なるほど、最上位ビットが経っている場合は、負数なのでShortの負数表現に変換するという方法です。計算としては、補数を取って-1を掛けるというシンプルな手法で、計算速度もそれほど遅くなりません。私には全く思いつかなかったので冷や汗をかきました。

C#ではどうなるか

同じことをC#でやってみるどうなるかやってみたら、意外な結果になりました。

C#
private short[] _shorts = new short[2];

//Intを2つのshortに変換
public short[] IntToShorts(int value)
{
    _shorts[0] = (short)(value & 0xFFFF);         // Lower 16 bits
    _shorts[1] = (short)((value >> 16) & 0xFFFF); // Upper 16 bits
    return _shorts;
}

VBと違うところは、intからshortへの明示的なキャストをしているところです。これは言語仕様上必要な処置です。その他は書き方の違いのみで同じです。
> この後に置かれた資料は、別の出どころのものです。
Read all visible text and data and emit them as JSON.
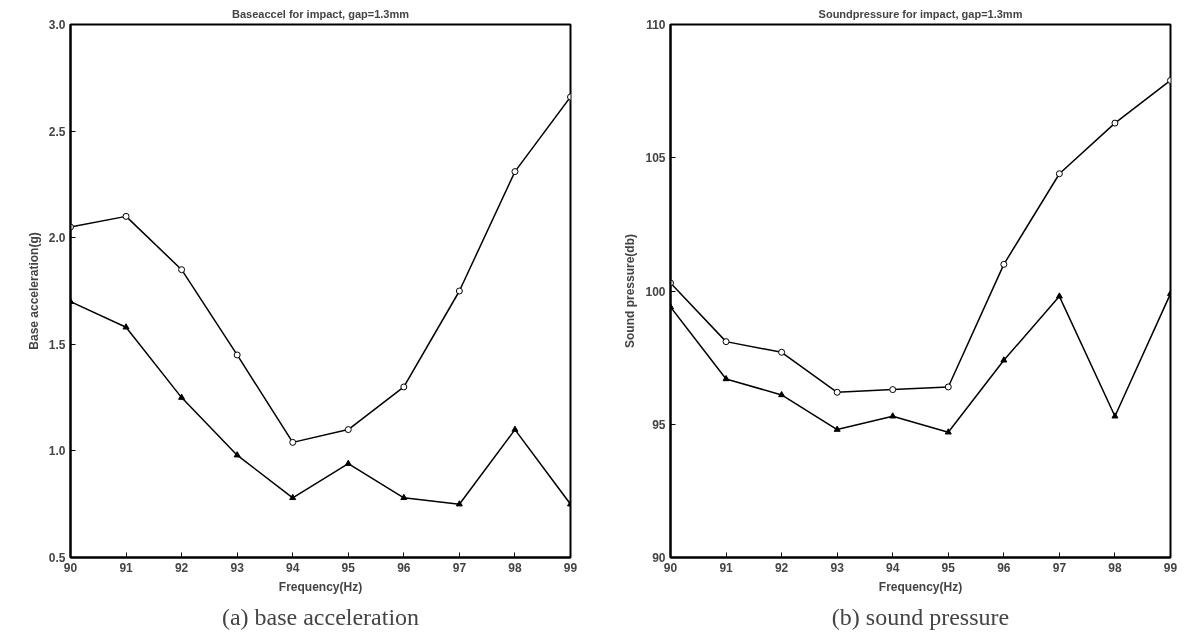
{
  "chart_data": [
    {
      "type": "line",
      "title": "Baseaccel for impact, gap=1.3mm",
      "xlabel": "Frequency(Hz)",
      "ylabel": "Base acceleration(g)",
      "x": [
        90,
        91,
        92,
        93,
        94,
        95,
        96,
        97,
        98,
        99
      ],
      "series": [
        {
          "color": "#000000",
          "marker": "circle",
          "values": [
            2.05,
            2.1,
            1.85,
            1.45,
            1.04,
            1.1,
            1.3,
            1.75,
            2.31,
            2.66
          ]
        },
        {
          "color": "#000000",
          "marker": "triangle",
          "values": [
            1.7,
            1.58,
            1.25,
            0.98,
            0.78,
            0.94,
            0.78,
            0.75,
            1.1,
            0.75
          ]
        }
      ],
      "xlim": [
        90,
        99
      ],
      "xticks": [
        90,
        91,
        92,
        93,
        94,
        95,
        96,
        97,
        98,
        99
      ],
      "ylim": [
        0.5,
        3.0
      ],
      "yticks": [
        {
          "value": 0.5,
          "label": "0.5"
        },
        {
          "value": 1,
          "label": "1.0"
        },
        {
          "value": 1.5,
          "label": "1.5"
        },
        {
          "value": 2,
          "label": "2.0"
        },
        {
          "value": 2.5,
          "label": "2.5"
        },
        {
          "value": 3,
          "label": "3.0"
        }
      ],
      "line_style": "solid",
      "annotations": [
        "(a) base acceleration"
      ]
    },
    {
      "type": "line",
      "title": "Soundpressure for impact, gap=1.3mm",
      "xlabel": "Frequency(Hz)",
      "ylabel": "Sound pressure(db)",
      "x": [
        90,
        91,
        92,
        93,
        94,
        95,
        96,
        97,
        98,
        99
      ],
      "series": [
        {
          "color": "#000000",
          "marker": "circle",
          "values": [
            100.3,
            98.1,
            97.7,
            96.2,
            96.3,
            96.4,
            101.0,
            104.4,
            106.3,
            107.9
          ]
        },
        {
          "color": "#000000",
          "marker": "triangle",
          "values": [
            99.4,
            96.7,
            96.1,
            94.8,
            95.3,
            94.7,
            97.4,
            99.8,
            95.3,
            99.9
          ]
        }
      ],
      "xlim": [
        90,
        99
      ],
      "xticks": [
        90,
        91,
        92,
        93,
        94,
        95,
        96,
        97,
        98,
        99
      ],
      "ylim": [
        90,
        110
      ],
      "yticks": [
        90,
        95,
        100,
        105,
        110
      ],
      "line_style": "solid",
      "annotations": [
        "(b) sound pressure"
      ]
    }
  ]
}
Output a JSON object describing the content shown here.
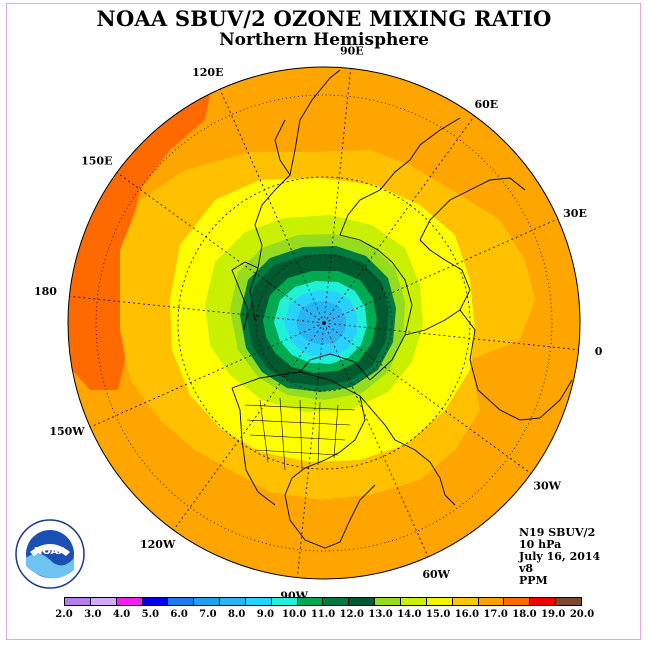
{
  "title": "NOAA SBUV/2 OZONE MIXING RATIO",
  "subtitle": "Northern Hemisphere",
  "longitude_labels": [
    "90E",
    "60E",
    "30E",
    "0",
    "30W",
    "60W",
    "90W",
    "120W",
    "150W",
    "180",
    "150E",
    "120E"
  ],
  "info": {
    "satellite": "N19 SBUV/2",
    "pressure": "10 hPa",
    "date": "July 16, 2014",
    "version": "v8",
    "units": "PPM"
  },
  "logo_text": "NOAA",
  "colorbar": {
    "ticks": [
      "2.0",
      "3.0",
      "4.0",
      "5.0",
      "6.0",
      "7.0",
      "8.0",
      "9.0",
      "10.0",
      "11.0",
      "12.0",
      "13.0",
      "14.0",
      "15.0",
      "16.0",
      "17.0",
      "18.0",
      "19.0",
      "20.0"
    ],
    "colors": [
      "#b57ef0",
      "#d6a8f5",
      "#f020f0",
      "#0000ee",
      "#1e78f0",
      "#1ea0f0",
      "#28b4f5",
      "#28d2ff",
      "#20f0d8",
      "#00aa50",
      "#007a3e",
      "#005a30",
      "#96dc1e",
      "#c8f000",
      "#f5f500",
      "#f5c800",
      "#ff9f00",
      "#ff6a00",
      "#ee0000",
      "#7a4a2a"
    ]
  },
  "map_colors": {
    "ocean_outer": "#ffa500",
    "band_16": "#ffc000",
    "band_15": "#ffff00",
    "band_14": "#c8f000",
    "band_13": "#96dc1e",
    "band_12": "#007a3e",
    "band_11": "#005a30",
    "band_10": "#00aa50",
    "band_9": "#20f0d8",
    "band_8": "#28d2ff",
    "band_7": "#28b4f5",
    "high_17": "#ff6a00"
  }
}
これを-123に対して実施しても、オーバーフロー例外は発生せず、_short[0]には-123、_short[1]には-1が入ります。

先に説明したように、VBの場合は、-123の16進数である&HFF85が65413として扱かわれるため例外となりました。これに対してC#の場合は、&HFF85は符号拡張されて-123となっているということです。

どちらも.Net Framework4.8を使用したので、同じ動作をすると思っていたのですが、言語仕様の違いのほうが優先されることがあるのですね。